Gibt es im Immobiliensektor zu viel Markt oder zu wenig? Lindern gemeinnützige Wohnungsanbieter wie etwa Genossenschaften die derzeitigen Branchenexzesse? Oder sind sie, im Gegenteil, mitverantwortlich dafür?

Vor einer Woche fällten die Stadtzürcher einen Entscheid mit Signalwirkung: 76 Prozent der Stimmenden hiessen einen wohnpolitischen Grundsatzartikel gut, der verlangt, dass der Anteil der gemeinnützigen Wohnungen am gesamten Wohnungsbestand von derzeit etwa einem Viertel auf ein Drittel im Jahr 2050 erhöht wird.

Geht es nach der Zürcher SP-Nationalrätin Jacqueline Badran, soll ein solcher Grundsatz auch auf Bundesebene verankert werden. Das Problem sei, dass «Immobilien von einer Wert- zu einer Ertragsanlage geworden sind». Dem könne nur entgegengewirkt werden, wenn das Wohnen der «Renditemaximierung» entzogen werde: «Ich bin für einen Non- Profit-Immobilienmarkt.» Je mehr Wohnungen im Besitz gemeinnütziger Anbieter seien, desto besser sei dies für die Mieter.

Falsch, heisst es bei der Denkfabrik Avenir Suisse.

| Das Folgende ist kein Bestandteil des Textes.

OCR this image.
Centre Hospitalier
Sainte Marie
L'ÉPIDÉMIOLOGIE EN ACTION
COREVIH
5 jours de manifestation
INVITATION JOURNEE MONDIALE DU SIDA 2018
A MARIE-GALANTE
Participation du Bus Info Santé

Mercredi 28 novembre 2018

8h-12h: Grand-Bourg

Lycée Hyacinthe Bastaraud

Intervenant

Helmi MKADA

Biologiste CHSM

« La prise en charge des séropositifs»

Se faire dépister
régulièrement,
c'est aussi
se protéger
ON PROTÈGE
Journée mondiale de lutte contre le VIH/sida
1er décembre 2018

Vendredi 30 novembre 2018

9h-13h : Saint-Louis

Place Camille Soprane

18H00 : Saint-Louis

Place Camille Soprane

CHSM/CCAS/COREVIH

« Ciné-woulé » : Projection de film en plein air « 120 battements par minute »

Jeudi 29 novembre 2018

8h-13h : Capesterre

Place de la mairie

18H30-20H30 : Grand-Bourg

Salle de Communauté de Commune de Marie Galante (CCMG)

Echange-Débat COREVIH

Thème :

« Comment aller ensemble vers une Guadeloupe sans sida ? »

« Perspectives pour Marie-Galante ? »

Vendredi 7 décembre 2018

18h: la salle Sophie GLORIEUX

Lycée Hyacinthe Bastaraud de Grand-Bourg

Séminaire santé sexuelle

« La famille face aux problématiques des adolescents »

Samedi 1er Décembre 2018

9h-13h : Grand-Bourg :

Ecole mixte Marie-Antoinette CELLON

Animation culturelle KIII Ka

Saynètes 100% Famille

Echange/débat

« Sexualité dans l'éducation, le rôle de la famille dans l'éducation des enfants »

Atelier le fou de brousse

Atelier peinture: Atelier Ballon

Es gebe im Schweizer Immobiliensektor nicht zu viel, sondern zu wenig Markt. «Gemeinnütziger Wohnbau in grossem Stil ist eine Rationierungs- und Abschottungsstrategie», sagt Patrik Schellenbauer: «Denn die tiefen Mieten schaffen eine nie zu befriedigende Übernachfrage, die bürokratisch oder über <Vitamin B> verwaltet wird.»

Vielmehr müsse dafür gesorgt werden, dass in bestehenden Siedlungsgebieten mehr privater Wohnraum entstehe. Damit könne die Nachfrage befriedigt werden, die infolge des Bevölkerungswachstums und der steigenden Platzansprüche rasant zugenommen habe: «Man sollte die Städte konsequent verdichten, etwa, indem man ganze Häuserzeilen um eine Etage aufstockt. Das bedingt, dass Korsette entfernt und Regulierungen abgebaut werden.»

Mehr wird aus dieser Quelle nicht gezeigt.